The next concrete signal will be whether IO Interactive shows Project Fantasy in motion anytime soon. If the game vanishes from trade show lineups and developer updates for the next six to twelve months, you will know the timeline has slipped. Watch also for hiring notices: if IO begins aggressively recruiting for fantasy RPG roles in late 2026 or 2027, that suggests the studio is trying to rebuild capacity it just destroyed. Finally, monitor the 007 First Light marketing cycle. If that project starts absorbing studio messaging and public-facing talent, it is a safe bet that Project Fantasy has been deprioritized internally regardless of what the press releases say.

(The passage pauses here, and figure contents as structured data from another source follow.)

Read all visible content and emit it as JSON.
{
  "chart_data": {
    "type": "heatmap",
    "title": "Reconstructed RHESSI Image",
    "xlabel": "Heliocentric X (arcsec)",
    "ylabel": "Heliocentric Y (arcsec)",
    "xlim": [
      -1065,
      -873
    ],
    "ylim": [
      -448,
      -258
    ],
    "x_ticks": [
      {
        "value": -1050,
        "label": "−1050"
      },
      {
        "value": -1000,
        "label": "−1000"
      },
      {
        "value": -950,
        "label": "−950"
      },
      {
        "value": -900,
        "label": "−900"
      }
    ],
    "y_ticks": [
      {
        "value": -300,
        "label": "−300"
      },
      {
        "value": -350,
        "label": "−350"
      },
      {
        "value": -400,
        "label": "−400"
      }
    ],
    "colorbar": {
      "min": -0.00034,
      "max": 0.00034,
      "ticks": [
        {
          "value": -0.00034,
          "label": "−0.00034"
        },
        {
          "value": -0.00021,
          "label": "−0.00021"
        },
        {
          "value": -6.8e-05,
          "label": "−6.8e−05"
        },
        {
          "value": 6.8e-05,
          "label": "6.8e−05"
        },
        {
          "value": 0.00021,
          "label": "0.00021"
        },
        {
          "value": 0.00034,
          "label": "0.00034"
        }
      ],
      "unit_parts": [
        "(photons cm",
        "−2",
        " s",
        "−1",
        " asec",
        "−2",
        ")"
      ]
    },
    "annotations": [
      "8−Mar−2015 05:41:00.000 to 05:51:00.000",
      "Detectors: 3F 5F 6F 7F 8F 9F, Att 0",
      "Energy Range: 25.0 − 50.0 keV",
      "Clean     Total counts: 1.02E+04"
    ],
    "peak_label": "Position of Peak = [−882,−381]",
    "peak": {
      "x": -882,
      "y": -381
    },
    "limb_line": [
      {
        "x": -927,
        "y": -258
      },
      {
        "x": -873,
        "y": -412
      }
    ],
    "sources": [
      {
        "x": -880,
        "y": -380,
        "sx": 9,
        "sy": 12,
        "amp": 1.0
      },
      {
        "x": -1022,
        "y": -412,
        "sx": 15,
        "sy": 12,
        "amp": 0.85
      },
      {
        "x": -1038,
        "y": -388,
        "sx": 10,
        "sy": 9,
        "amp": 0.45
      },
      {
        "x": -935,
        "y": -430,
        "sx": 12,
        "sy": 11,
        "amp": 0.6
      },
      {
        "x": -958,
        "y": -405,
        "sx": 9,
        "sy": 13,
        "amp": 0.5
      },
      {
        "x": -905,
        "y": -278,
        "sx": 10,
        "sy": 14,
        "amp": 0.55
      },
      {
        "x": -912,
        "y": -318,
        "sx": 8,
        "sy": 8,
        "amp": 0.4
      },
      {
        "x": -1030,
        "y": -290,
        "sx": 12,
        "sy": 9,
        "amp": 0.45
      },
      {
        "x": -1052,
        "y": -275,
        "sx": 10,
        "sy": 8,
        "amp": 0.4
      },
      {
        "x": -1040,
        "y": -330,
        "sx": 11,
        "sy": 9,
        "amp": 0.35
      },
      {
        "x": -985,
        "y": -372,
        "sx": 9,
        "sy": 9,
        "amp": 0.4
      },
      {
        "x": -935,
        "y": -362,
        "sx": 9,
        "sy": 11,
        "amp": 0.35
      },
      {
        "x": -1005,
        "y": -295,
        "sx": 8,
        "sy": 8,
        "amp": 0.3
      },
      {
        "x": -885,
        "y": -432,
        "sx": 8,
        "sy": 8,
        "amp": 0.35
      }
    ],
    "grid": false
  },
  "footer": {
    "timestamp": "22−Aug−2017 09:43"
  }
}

Here is the blunt truth: Project Fantasy is not dead, but it is wounded in ways that PR language cannot fix. A game built on the ambition of a fully staffed IO Interactive cannot simply absorb layoffs and emerge identical on the other side. Something has to give — whether that is scope, mechanical depth, or the release timeline players were counting on. IO deserves credit for refusing to kill the project. But survival is not the same as health. Right now, this game is trying to sprint with a smaller team and a lighter wallet while the same industry that courted it talks about flat investment and shifting priorities. If you were waiting for Project Fantasy, do not abandon it. Just temper your expectations. Hard.